Cette œuvre Homenatge a Puig Antic i assassins (Hommage à Puig Antic et à ses assassins 1974) de grandes dimensions, traite elle aussi de supplice. C’est la récente exécution du jeune anarchiste Puig Antic que l’artiste dénonce. Une seule forme est lisible : l’angle droit de la chaise d’exécution au garrot. Le corps du supplicié est par son absence omniprésent, hommage de l’artiste à celui qui fut le dernier condamné à mort exécuté du régime franquiste.
Le cœur se serre et le regard qui se tourne vers l’installation monumentale au centre du musée se heurte à deux sculptures en bronze, grandeur nature : un vieux fauteuil d’intérieur bourgeois, abandonné, et plus loin un matelas roulé, copie conforme de ceux qu’emportèrent dans leur désarroi horrifié ceux qui en 1939, fuyaient vers la France sous les bombes de l’armée franquiste.
« Penso qu’una obra d’art deberia deixar perplex l’espectador i fer-lo meditar » (Je pense qu’une œuvre d’art devrait laisser le spectateur perplexe et le faire méditer) Antón Tàpies.
Perplexe, certes, je l’ai été face à l’énorme châssis de l’œuvre qui a donné son nom à l’Exposition des Abattoirs : « Parla parla » (1992) et par laquelle mon parcours s’achevait. Je me trouvais une fois de plus face à un mur (tàpies veut dire murs en catalan, clin d’œil de l’artiste !), mur de bois, châssis de grande taille fait de pièces rapportées, avec des morceaux de bandages blancs collés, des taches noires sur le bois sombre, des scarifications, l’injonction blanche « parla,parla » tracée à l’envers d’une main tremblante… une surface très travaillée où le spectateur attentif découvre l’esquisse d’une tête hurlante aux dents pointues, réminiscence de séances de tortures, spectre de toutes les répressions .
Voir un grand livre en bronze posé sur un simple piédestal m’a apaisée. Culture et sagesse enfermées en son sein mais découvertes, apprises, faites siennes tout au long de sa vie par cet artiste, contemporain de Soulages, peintre, sculpteur, illustrateur, essayiste, qui émailla ses œuvres de croix, signe polysémique et non pas simplement religieux.

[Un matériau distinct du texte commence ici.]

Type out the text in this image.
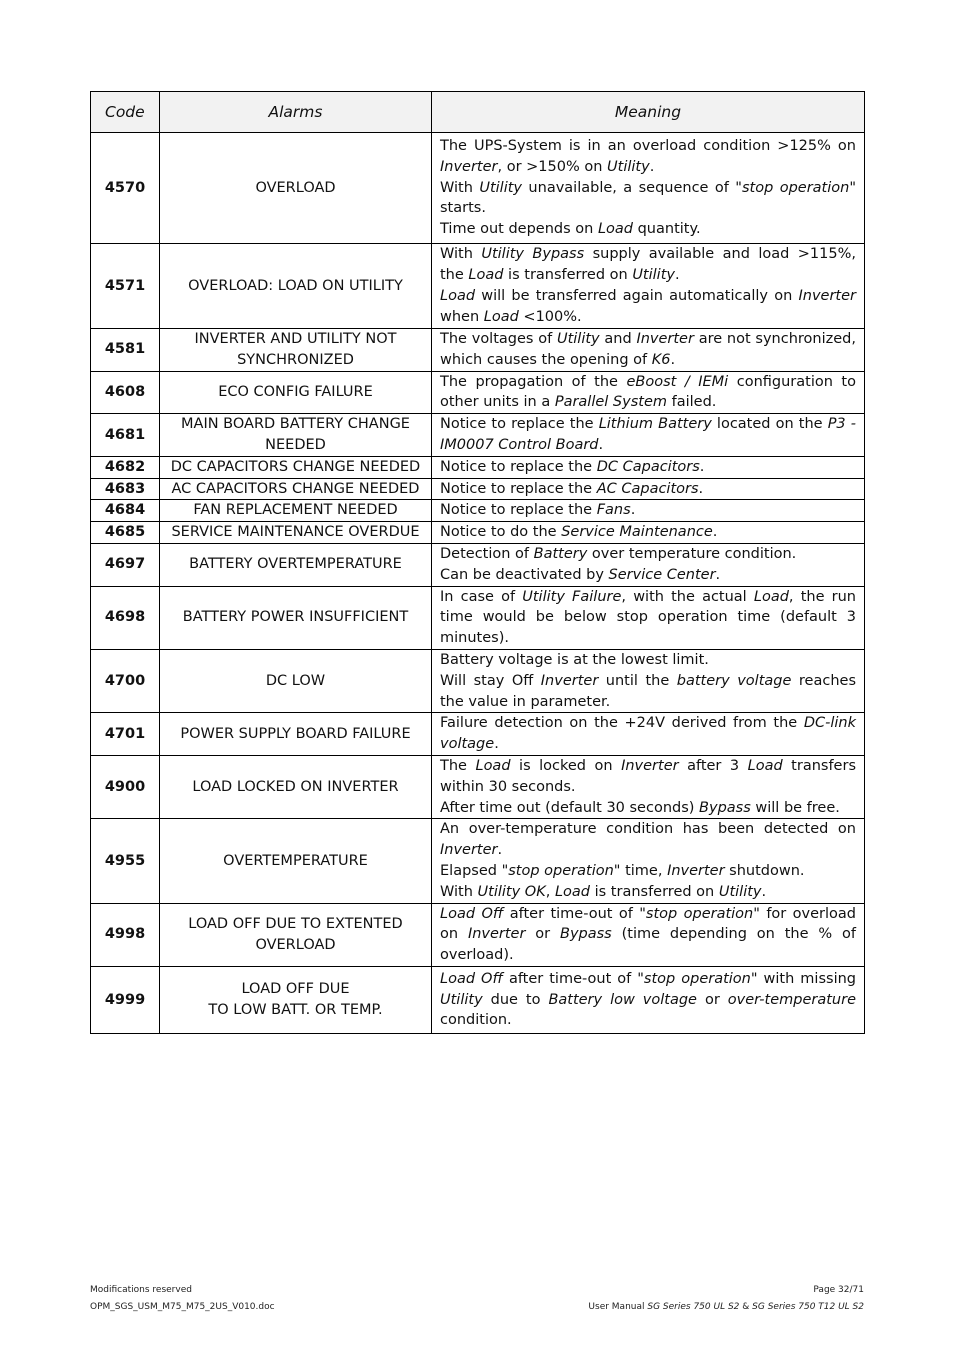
Code	Alarms	Meaning
4570	OVERLOAD	The UPS-System is in an overload condition >125% on Inverter, or >150% on Utility.
With Utility unavailable, a sequence of "stop operation" starts.
Time out depends on Load quantity.

4571	OVERLOAD: LOAD ON UTILITY	With Utility Bypass supply available and load >115%, the Load is transferred on Utility.
Load will be transferred again automatically on Inverter when Load <100%.

4581	INVERTER AND UTILITY NOT SYNCHRONIZED	The voltages of Utility and Inverter are not synchronized, which causes the opening of K6.

4608	ECO CONFIG FAILURE	The propagation of the eBoost / IEMi configuration to other units in a Parallel System failed.

4681	MAIN BOARD BATTERY CHANGE NEEDED	Notice to replace the Lithium Battery located on the P3 - IM0007 Control Board.

4682	DC CAPACITORS CHANGE NEEDED	Notice to replace the DC Capacitors.

4683	AC CAPACITORS CHANGE NEEDED	Notice to replace the AC Capacitors.

4684	FAN REPLACEMENT NEEDED	Notice to replace the Fans.

4685	SERVICE MAINTENANCE OVERDUE	Notice to do the Service Maintenance.

4697	BATTERY OVERTEMPERATURE	Detection of Battery over temperature condition.
Can be deactivated by Service Center.

4698	BATTERY POWER INSUFFICIENT	In case of Utility Failure, with the actual Load, the run time would be below stop operation time (default 3 minutes).

4700	DC LOW	Battery voltage is at the lowest limit.
Will stay Off Inverter until the battery voltage reaches the value in parameter.

4701	POWER SUPPLY BOARD FAILURE	Failure detection on the +24V derived from the DC-link voltage.

4900	LOAD LOCKED ON INVERTER	The Load is locked on Inverter after 3 Load transfers within 30 seconds.
After time out (default 30 seconds) Bypass will be free.

4955	OVERTEMPERATURE	An over-temperature condition has been detected on Inverter.
Elapsed "stop operation" time, Inverter shutdown.
With Utility OK, Load is transferred on Utility.

4998	LOAD OFF DUE TO EXTENTED OVERLOAD	Load Off after time-out of "stop operation" for overload on Inverter or Bypass (time depending on the % of overload).

4999	LOAD OFF DUE
TO LOW BATT. OR TEMP.	Load Off after time-out of "stop operation" with missing Utility due to Battery low voltage or over-temperature condition.
Modifications reserved
OPM_SGS_USM_M75_M75_2US_V010.doc
Page 32/71
User Manual SG Series 750 UL S2 & SG Series 750 T12 UL S2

Toute l’œuvre de Tàpies nous interpelle par les signes de l’artiste. La croix dont les branches, au delà du supplice et de la rédemption qu’elles évoquent dans la civilisation occidentale, sont aussi le symbole de tout ce qui est matière –barre horizontale – et de tout ce qui est d’ordre spirituel –barre verticale. Le signe X pour le mystère ou l’interdit, le M des lignes de vie (et de mort) de nos mains, le S dessiné sur la plante de nos pieds comme Sûr, certain, inéluctable… « L’art a toujours été comme un poisson dans l’eau dans les domaines de l’introspection spirituelle, des symboles, des valeurs de l’inconscient… On peut dire qu’aujourd’hui en s’étant libéré par de nouveaux moyens d’expression de buts documentaires ou représentatifs, l’art a retrouvé sa raison d’être : contribuer à l’émergence d’une nouvelle conscience ». (Extrait du discours d’investiture d’Antoni Tàpies, au titre de Docteur Honoris Causa . Université de Barcelone le 22 juin 1988 ).